A few months ago I made one of the largest decisions in my life - to leave my PhD position at the University of Canterbury and go out into the world and get a job.

I am wonderfully excited to announce that I am now a Sustaining Engineer at Canonical, the company which sponsors Ubuntu Linux.


I started on the 11th of March 2019, and the last four months I have settled into my role nicely.

Why Canonical?

Canonical as a company tries to work out in the open and involve the community in decision making as much as possible. I think this is very cool, and is something very rare in this day and age.

All code repositories for packages are open, all the work on specific bugs are open and publicly visible on launchpad, and it allows everyone to get a clear insight on how Ubuntu is developed as a whole.

Canonical also have a strong mantra of hiring the best person for the job no matter where they are in the world, which means much of the company works remotely.

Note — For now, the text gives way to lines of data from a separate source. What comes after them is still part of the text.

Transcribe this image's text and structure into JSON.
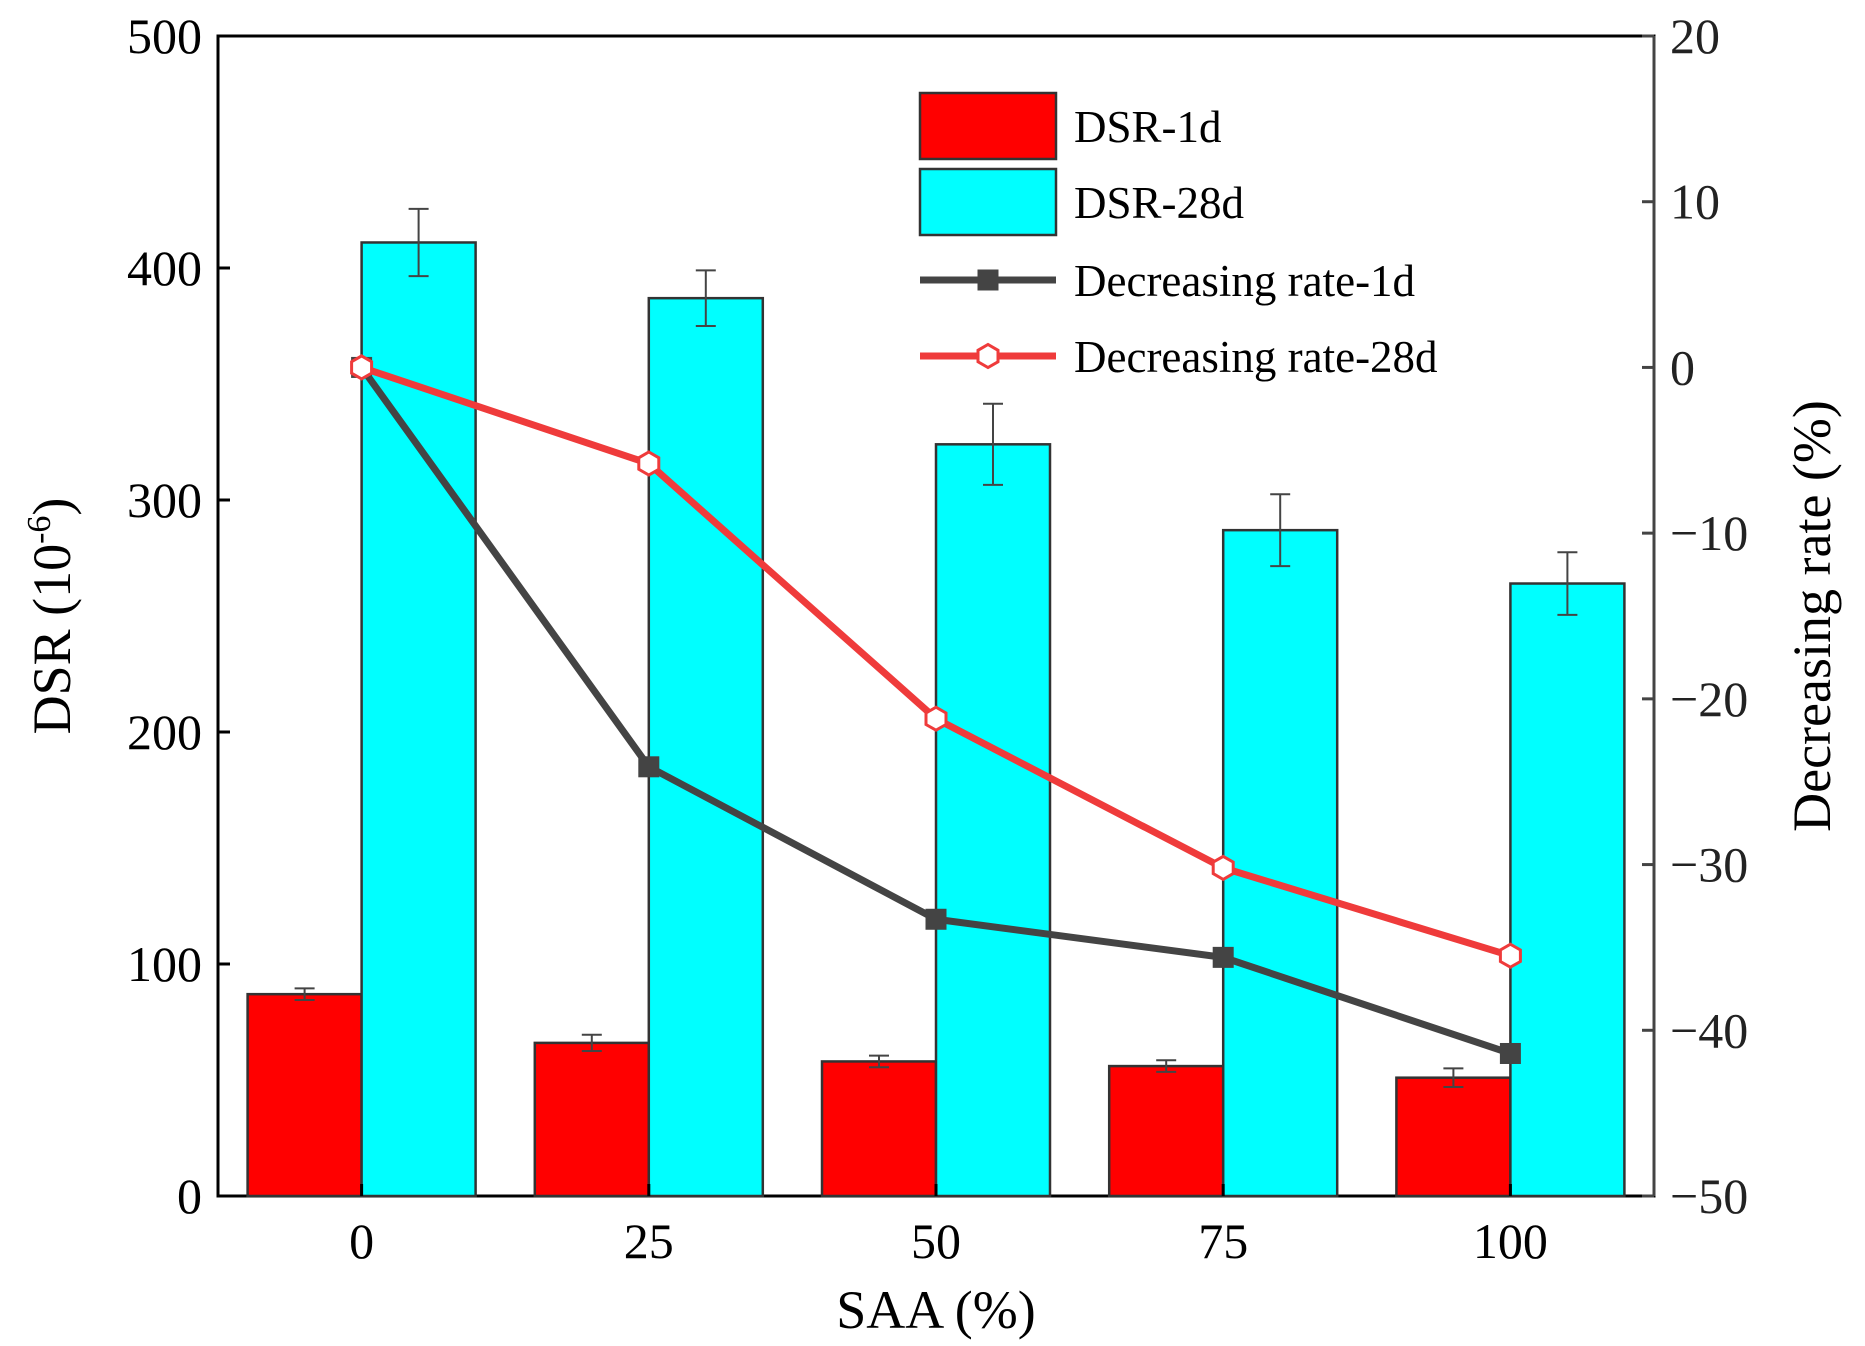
{
  "chart_data": {
    "type": "bar",
    "title": "",
    "categories": [
      "0",
      "25",
      "50",
      "75",
      "100"
    ],
    "xlabel": "SAA (%)",
    "ylabel": {
      "main": "DSR (10",
      "sup": "-6",
      "end": ")"
    },
    "y2label": "Decreasing rate (%)",
    "ylim": [
      0,
      500
    ],
    "y2lim": [
      -50,
      20
    ],
    "yticks": [
      "0",
      "100",
      "200",
      "300",
      "400",
      "500"
    ],
    "y2ticks": [
      "-50",
      "-40",
      "-30",
      "-20",
      "-10",
      "0",
      "10",
      "20"
    ],
    "grid": false,
    "legend_position": "top-right",
    "series": [
      {
        "name": "DSR-1d",
        "kind": "bar",
        "axis": "left",
        "color": "#ff0000",
        "values": [
          87,
          66,
          58,
          56,
          51
        ],
        "errors": [
          2.5,
          3.5,
          2.5,
          2.5,
          4
        ]
      },
      {
        "name": "DSR-28d",
        "kind": "bar",
        "axis": "left",
        "color": "#00ffff",
        "values": [
          411,
          387,
          324,
          287,
          264
        ],
        "errors": [
          14.5,
          12,
          17.5,
          15.5,
          13.5
        ]
      },
      {
        "name": "Decreasing rate-1d",
        "kind": "line",
        "axis": "right",
        "color": "#444444",
        "marker": "square",
        "values": [
          0,
          -24.1,
          -33.3,
          -35.6,
          -41.4
        ]
      },
      {
        "name": "Decreasing rate-28d",
        "kind": "line",
        "axis": "right",
        "color": "#ef3b3b",
        "marker": "open-hexagon",
        "values": [
          0,
          -5.8,
          -21.2,
          -30.2,
          -35.5
        ]
      }
    ]
  }
}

I have come to really enjoy working remotely, as I find it easier to concentrate on the task at hand when I am in my quiet home.

I keep in constant contact with my team on IRC and we regularly chat on group video conferencing, so I feel pretty integrated into the team.

Canonical also bring teams together twice a year for “sprints”, where everyone flies to a destination for a week of talks, working together and team building.

I’m totally looking forward to that when the time comes.

What Does a Sustaining Engineer Do?

Sustaining Engineers understand and debug complex problems that arise in customer deployments, engineer fixes, thoroughly test and validate that the problem is solved, and then go about releasing a fix to Ubuntu users and to upstream as a whole - so the entire community can benefit from stability and bugfixes developed.

I am a kernel / server engineer, which means my areas of specialty are kernel issues and userspace application issues.

I spend a lot of time looking at kernel oops messages and performance degradation, developing fixes for them and getting them released.

A lot of the problems customers have are in cloud environments, which is why I have taken an interest to learn what cloud services are all about, and you can expect more blog posts to come about the topic in the future.

I will probably write about some of the more interesting fixes I have worked on from time to time, so keep an eye out!

The Future Looks Bright (and Orange)

A little over a year ago I started thinking about leaving my PhD and pursuing a career. I really had no idea where it would take me, but I can safely say that everything has turned out well, and I am extremely happy.

I plan to keep talking at conferences, since my talk at Linux.conf.au this year was a blast. I plan to keep writing technical blog posts. I have even been tempted to build another Linux distro. Things are looking up, and the future is bright.

For now, I’m going to keep having fun and developing my kernel debugging and dev skills with Canonical, and I’m sure the next few years will be amazing.